When US forces killed Osama Bin Laden, they dramatically shook up domestic politics in the United States, but, really, nothing has changed.
For the Tea Party, having President Obama announce Bin Laden’s death is an extraordinary stroke of bad luck. The Tea Partiers hadn’t devoted much attention to the incredibly divisive politics of national security–for obvious reasons. Libertarian Tea Partiers distrust the extending reach of the Federal government altogether, and chafe at the sorts of surveillance authorized by the Patriot Act. True deficit hawks (and there are few of them in Congress) can’t really look away from the hundreds of billions spent annually on the military, and can hear the meter running on the costs of wars in Afghanistan, Iraq, and now Libya. But the Tea Party also includes what used to be mainstream Republicans, who support the military and a global leadership role for the United States. (Rep. Paul Ryan’s budget left defense spending untouched.)
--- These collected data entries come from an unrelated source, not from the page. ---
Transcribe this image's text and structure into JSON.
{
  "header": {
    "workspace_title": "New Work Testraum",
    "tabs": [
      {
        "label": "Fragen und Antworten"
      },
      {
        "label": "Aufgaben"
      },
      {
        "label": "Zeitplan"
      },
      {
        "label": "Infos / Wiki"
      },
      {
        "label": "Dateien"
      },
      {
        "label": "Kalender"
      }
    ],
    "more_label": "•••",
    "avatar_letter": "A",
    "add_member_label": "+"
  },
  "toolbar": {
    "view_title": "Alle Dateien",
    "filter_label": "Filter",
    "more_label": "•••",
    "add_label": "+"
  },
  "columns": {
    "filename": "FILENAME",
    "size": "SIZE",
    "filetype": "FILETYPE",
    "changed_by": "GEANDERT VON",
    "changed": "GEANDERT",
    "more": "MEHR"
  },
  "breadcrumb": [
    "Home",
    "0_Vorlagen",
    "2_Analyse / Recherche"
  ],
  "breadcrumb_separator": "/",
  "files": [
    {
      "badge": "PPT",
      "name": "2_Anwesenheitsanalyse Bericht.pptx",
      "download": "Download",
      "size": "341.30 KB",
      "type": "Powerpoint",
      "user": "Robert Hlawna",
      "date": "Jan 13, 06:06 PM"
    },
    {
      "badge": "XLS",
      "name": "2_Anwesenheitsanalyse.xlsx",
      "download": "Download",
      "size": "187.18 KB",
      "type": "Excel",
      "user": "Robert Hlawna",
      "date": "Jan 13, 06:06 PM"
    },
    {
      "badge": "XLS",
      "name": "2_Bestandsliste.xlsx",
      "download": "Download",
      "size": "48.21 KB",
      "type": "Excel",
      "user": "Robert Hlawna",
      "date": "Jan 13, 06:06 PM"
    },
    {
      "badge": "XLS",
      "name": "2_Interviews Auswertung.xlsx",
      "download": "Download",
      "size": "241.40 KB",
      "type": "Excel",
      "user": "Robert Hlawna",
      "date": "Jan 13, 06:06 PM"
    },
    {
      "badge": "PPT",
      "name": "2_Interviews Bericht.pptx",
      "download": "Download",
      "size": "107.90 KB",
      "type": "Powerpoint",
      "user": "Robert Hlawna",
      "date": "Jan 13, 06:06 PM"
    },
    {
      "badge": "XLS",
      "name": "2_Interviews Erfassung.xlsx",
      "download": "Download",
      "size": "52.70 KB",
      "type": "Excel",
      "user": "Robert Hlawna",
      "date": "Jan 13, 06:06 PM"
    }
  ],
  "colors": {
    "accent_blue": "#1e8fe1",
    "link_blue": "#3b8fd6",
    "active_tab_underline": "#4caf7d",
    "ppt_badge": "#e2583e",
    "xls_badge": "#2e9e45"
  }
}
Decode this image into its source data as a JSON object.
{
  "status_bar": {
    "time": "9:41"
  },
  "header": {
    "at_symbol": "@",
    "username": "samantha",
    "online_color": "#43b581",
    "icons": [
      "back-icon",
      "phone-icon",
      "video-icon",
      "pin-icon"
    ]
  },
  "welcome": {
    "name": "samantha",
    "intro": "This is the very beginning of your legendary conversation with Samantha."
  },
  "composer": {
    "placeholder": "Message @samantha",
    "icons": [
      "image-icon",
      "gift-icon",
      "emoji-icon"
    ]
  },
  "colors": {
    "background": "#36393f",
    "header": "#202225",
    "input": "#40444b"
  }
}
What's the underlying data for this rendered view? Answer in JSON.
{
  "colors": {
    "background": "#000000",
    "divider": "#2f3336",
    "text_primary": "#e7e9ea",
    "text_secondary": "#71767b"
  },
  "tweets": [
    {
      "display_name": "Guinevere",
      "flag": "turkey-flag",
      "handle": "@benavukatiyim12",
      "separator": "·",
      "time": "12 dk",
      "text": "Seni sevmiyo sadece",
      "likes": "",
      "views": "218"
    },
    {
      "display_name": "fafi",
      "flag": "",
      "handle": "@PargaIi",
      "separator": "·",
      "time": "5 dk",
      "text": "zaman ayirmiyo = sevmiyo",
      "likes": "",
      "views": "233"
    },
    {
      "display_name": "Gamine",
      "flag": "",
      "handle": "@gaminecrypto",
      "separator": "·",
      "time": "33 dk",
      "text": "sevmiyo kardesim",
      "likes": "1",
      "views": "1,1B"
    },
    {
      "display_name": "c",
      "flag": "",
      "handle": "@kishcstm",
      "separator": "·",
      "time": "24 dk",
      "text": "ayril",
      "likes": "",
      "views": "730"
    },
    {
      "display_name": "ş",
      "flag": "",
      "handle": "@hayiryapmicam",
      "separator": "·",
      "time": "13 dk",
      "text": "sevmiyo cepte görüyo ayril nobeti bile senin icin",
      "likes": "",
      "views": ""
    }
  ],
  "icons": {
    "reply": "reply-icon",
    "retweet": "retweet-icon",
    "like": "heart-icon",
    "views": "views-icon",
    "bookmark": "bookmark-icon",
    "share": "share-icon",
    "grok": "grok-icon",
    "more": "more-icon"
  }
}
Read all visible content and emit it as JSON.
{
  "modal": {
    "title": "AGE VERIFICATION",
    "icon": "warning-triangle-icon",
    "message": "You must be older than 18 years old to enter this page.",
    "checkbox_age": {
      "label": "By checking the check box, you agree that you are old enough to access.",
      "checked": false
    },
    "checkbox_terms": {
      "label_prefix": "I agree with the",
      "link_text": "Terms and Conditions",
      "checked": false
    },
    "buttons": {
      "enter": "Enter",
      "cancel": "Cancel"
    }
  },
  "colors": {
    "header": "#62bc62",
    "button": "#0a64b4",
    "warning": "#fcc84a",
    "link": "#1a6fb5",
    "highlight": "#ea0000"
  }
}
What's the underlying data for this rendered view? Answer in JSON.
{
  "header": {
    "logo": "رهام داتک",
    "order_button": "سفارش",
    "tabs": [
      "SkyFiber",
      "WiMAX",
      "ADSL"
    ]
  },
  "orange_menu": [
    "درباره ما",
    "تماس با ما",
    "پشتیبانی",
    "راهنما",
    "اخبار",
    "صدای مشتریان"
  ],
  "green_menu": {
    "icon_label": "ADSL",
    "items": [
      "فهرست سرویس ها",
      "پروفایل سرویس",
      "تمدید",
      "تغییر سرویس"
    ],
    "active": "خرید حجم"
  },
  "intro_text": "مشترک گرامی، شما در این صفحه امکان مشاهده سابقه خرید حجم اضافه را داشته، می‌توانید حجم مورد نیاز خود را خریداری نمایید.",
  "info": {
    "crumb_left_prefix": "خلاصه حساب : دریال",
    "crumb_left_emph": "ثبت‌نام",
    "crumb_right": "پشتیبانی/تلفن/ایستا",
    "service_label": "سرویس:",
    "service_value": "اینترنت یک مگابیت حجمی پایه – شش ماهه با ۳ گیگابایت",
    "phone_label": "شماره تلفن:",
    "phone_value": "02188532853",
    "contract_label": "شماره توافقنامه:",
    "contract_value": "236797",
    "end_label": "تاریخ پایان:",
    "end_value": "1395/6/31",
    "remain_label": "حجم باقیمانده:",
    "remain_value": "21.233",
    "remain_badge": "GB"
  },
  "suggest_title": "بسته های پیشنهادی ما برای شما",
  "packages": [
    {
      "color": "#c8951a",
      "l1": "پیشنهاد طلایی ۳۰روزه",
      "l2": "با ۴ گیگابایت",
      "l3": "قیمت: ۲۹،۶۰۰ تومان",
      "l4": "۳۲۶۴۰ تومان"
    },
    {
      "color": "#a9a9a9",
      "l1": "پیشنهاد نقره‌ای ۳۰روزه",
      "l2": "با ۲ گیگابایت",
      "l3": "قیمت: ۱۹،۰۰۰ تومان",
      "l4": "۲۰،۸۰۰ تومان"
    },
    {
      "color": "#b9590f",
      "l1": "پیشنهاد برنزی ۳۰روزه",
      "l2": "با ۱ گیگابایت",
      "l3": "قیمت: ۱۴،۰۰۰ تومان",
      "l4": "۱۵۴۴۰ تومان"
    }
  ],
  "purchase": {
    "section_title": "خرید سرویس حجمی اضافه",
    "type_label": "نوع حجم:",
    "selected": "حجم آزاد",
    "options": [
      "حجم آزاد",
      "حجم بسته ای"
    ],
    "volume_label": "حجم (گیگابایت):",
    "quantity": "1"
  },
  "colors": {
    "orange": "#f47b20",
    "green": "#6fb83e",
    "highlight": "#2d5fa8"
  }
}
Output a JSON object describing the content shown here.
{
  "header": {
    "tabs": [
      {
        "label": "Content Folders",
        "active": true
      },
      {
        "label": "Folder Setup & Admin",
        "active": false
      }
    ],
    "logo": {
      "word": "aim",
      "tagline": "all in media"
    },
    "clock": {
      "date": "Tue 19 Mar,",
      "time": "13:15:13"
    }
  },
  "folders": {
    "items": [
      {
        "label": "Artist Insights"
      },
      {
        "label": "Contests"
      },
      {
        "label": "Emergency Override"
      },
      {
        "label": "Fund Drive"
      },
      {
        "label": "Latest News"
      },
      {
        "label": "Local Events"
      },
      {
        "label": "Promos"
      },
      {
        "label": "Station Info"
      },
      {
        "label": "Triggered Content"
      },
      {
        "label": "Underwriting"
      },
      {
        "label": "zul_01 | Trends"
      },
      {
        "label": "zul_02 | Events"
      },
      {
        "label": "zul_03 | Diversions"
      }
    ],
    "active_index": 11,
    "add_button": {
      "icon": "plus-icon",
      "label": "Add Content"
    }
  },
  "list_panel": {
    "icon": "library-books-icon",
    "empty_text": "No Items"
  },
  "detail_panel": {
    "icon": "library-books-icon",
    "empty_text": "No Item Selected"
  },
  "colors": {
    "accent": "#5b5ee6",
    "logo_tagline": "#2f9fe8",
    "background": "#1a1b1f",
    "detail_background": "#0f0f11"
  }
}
Killing Osama Bin Laden does nothing, really, about any core issues for the Tea Party: jobs in the United States, taxation, the deficit, regulation, abortion, immigration, same sex marriage, and on and on. It does, however, suck up the political and media space available for talking about those issues.
And it makes the Tea Partiers’ top target, President Obama, instantly appear more competent, successful, confident, and powerful. Republican allies in Congress recognize this, even if everyone at the grassroots doesn’t, and this will influence how hard they bargain on, say, raising the debt ceiling. (Democrats expect the president to be tougher than he’s been in the past as well.)
Antiwar activists are trying to use the killing to reinvigorate their case against the war/s. In today’s LA Times, for example, Tom Hayden argues that this victory shows that special forces are more effective than conventional military engagement in dealing with terror, and that this achievement gives the president the “opportunity” to get out of all the current wars which, he believes, are wasteful, destructive, and counterproductive. But, aside from the tribute to the special forces, Hayden has been making exactly the same argument for years. Bin Laden’s death is just another news peg to tie it to.
And Hayden isn’t alone here. Congressional opponents of the wars, mostly Democrats, but including Republican Rep. Ron Paul, are strategizing about how to take advantage of the moment, while Moveon.org is circulating an online petition to end the war.
Activists have to respond to the events that fortune throws at them, and luck sometimes matters more than skill. But events can be an excuse as well:
In 1993, syndicated television hero David Hasselhoff scheduled a pay-per-view cable television concert to establish himself as a music superstar. Alas, some potential viewers tuned into the mesmerizing slow motion police chase of O.J. Simpson driving a white SUV on California highways. Maybe, with nothing so interesting available for free on tv, they would have paid
up to watch Hasselhoff sing instead.
We’ll never know, but nearly eighteen years later David Hasselhoff still isn’t a singing star in the US.
And maybe the successful strike against Osama Bin Laden will get the credit for landing a body blow against a Tea Party that was already floundering.